Após o período de estágio, fomos para as tão esperadas férias. Já na França,
encontrei-me com uma amiga médica que me sugeriu fazer um retalho
cutâneo!! Deste ponto em diante, já meio no desespero, lembrei das
aulas do início da faculdade, que orientavam para o uso do açúcar para úlceras
crônicas de difícil cicatrizarão. De café em café, eu comecei a pegar pacotinhos
de açúcar para fazer meus curativos. Em três dias, pasmem, os machucados
com cor cinzenta começaram a granular. Uma semana antes de voltar ao
Brasil, e dois meses depois do acidente, a primeira úlcera fechou. Uma semana
depois de chegar em casa, a outra. No final, restaram uma marquinha em cada
caminhante
pé, pra não me deixar esquecer todas estas andanças e aprendizados pelo
mundo, e uma forte lembrança no coração dos dias passados na Espanha,
deste estágio inesperado que para mim proporcionou o principal objetivo que
um estágio deve ter: conhecer pessoas que te inspiram por amarem o que
fazem. Profundamente grata ao querido Luis Gimeno.

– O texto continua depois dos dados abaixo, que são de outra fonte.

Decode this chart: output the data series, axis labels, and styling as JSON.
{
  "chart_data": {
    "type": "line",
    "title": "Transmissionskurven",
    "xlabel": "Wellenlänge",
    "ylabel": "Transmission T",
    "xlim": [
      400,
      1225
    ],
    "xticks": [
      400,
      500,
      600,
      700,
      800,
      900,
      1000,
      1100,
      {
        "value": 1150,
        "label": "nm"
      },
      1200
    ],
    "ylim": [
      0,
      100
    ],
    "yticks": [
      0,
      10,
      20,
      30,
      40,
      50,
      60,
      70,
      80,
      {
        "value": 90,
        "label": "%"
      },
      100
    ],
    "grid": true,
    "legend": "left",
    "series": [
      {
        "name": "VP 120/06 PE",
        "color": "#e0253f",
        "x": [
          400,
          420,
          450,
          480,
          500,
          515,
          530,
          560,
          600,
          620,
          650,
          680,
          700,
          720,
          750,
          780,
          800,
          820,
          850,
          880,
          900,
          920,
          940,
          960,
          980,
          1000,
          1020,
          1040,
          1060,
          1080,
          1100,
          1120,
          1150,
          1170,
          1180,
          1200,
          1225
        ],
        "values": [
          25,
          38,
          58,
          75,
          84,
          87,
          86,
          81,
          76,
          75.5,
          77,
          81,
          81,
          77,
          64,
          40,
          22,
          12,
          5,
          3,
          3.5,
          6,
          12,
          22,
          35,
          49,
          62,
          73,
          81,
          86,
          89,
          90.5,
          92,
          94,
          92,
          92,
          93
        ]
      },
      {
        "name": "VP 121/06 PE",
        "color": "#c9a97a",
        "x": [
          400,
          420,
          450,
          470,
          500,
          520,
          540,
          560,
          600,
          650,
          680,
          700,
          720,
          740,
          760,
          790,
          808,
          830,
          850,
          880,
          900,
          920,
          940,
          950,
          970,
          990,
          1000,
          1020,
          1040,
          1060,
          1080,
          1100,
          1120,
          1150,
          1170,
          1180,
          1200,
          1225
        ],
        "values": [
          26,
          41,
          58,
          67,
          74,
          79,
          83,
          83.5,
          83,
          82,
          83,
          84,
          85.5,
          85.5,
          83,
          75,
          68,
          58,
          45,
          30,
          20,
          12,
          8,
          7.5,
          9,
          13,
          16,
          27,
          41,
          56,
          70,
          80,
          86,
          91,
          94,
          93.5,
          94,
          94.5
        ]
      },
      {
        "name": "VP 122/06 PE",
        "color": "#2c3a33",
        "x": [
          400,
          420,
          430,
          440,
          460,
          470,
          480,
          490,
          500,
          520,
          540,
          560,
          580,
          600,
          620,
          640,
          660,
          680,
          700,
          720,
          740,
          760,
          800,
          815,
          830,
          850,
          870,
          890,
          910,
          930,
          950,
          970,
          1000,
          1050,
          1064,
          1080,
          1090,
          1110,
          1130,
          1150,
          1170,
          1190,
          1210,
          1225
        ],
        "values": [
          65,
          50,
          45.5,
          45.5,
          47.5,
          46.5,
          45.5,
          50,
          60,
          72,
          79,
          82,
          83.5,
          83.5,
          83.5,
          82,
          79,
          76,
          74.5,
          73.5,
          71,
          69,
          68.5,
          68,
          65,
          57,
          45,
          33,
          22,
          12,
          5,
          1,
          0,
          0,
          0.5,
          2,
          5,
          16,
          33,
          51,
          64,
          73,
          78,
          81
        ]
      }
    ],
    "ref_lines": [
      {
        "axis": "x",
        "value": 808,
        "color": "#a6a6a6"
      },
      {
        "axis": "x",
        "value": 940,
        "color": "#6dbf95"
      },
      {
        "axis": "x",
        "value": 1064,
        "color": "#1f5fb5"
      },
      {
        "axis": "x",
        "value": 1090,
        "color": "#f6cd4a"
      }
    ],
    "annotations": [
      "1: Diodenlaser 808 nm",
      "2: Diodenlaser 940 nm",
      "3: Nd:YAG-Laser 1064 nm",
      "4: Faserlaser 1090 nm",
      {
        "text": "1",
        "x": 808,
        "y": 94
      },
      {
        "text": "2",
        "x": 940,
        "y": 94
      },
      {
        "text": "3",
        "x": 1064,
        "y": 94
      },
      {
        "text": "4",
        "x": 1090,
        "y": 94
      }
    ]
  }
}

Breves palavras do retorno ao Brasil: Retornei cheia de idéias! Querendo
facilitar o acesso, liberei para os meus agentes de saúde agendarem pessoas a
cada dez minutos -- seis era muita ousadia. Todos que buscassem
atendimento, por qualquer motivo, inclusive para ' uma palavrinha' ou 'só uma
receita', deveriam ser agendados para o mesmo dia. Queria também tentar ser
mais flexível e ter espaços diários para visitas domiciliares. Cheguei, conversei
na reunião da equipe das novidades e dos planos que trazia; meus agentes de
saúde adoraram! As consultas de dez minutos me exauriam, se esticavam,
surgiam outras demandas trazidas pelos agentes sem fluxo claro, eu ficava
sem almoço e trabalhava sempre uma hora a mais do que o previsto -- e se a
clínica ficasse aberta ficaria mais. No final, conclui, um pouco frustrada, mas
certa de que eu tinha tentado, que está não é a realidade para nosso Brasil
ainda. Nos primeiros cinco minutos, a maior parte dos meus pacientes se quer
tinham conseguido expressar claramente por quê haviam vindo; eu os
examinava objetivamente em alguns minutos e depois, em no mínimo, mais
cinco minutos, explicava a proposta de tratamento, tentava alcançar a
compreensão e o acordo do paciente, escrevia a receita em letras de forma
grandes e bem explicadinho. Quando para mim era o final, surgiam mais uns
dez minutos de demandas reprimidas, queixas nunca ditas que precisavam da
oportunidade rara da escuta. Como minha agenda estava sempre cheia, eu
não conseguia remarcar em curto espaço de tempo todos que precisavam.
Após dois anos na rocinha eu seguia vendo novos pacientes diariamente.
Conclui que para termos consultas com resolutividade em menos tempo,
precisamos de: anos de mudanças estruturais no país, com educação de
qualidade para a população e precisamos, na atenção primária, trabalhar com
1500 e não 3500 pessoas, pois só com o retorno garantido, as pessoas ficam
mais tranqüilas e contam só o que precisam naquele momento, sem o medo de
nunca mais terem a porta aberta pra chegar. Grandes desafios... Possível
sim... Eu vi acontecer em algum lugar do mundo chamado Zaragoza.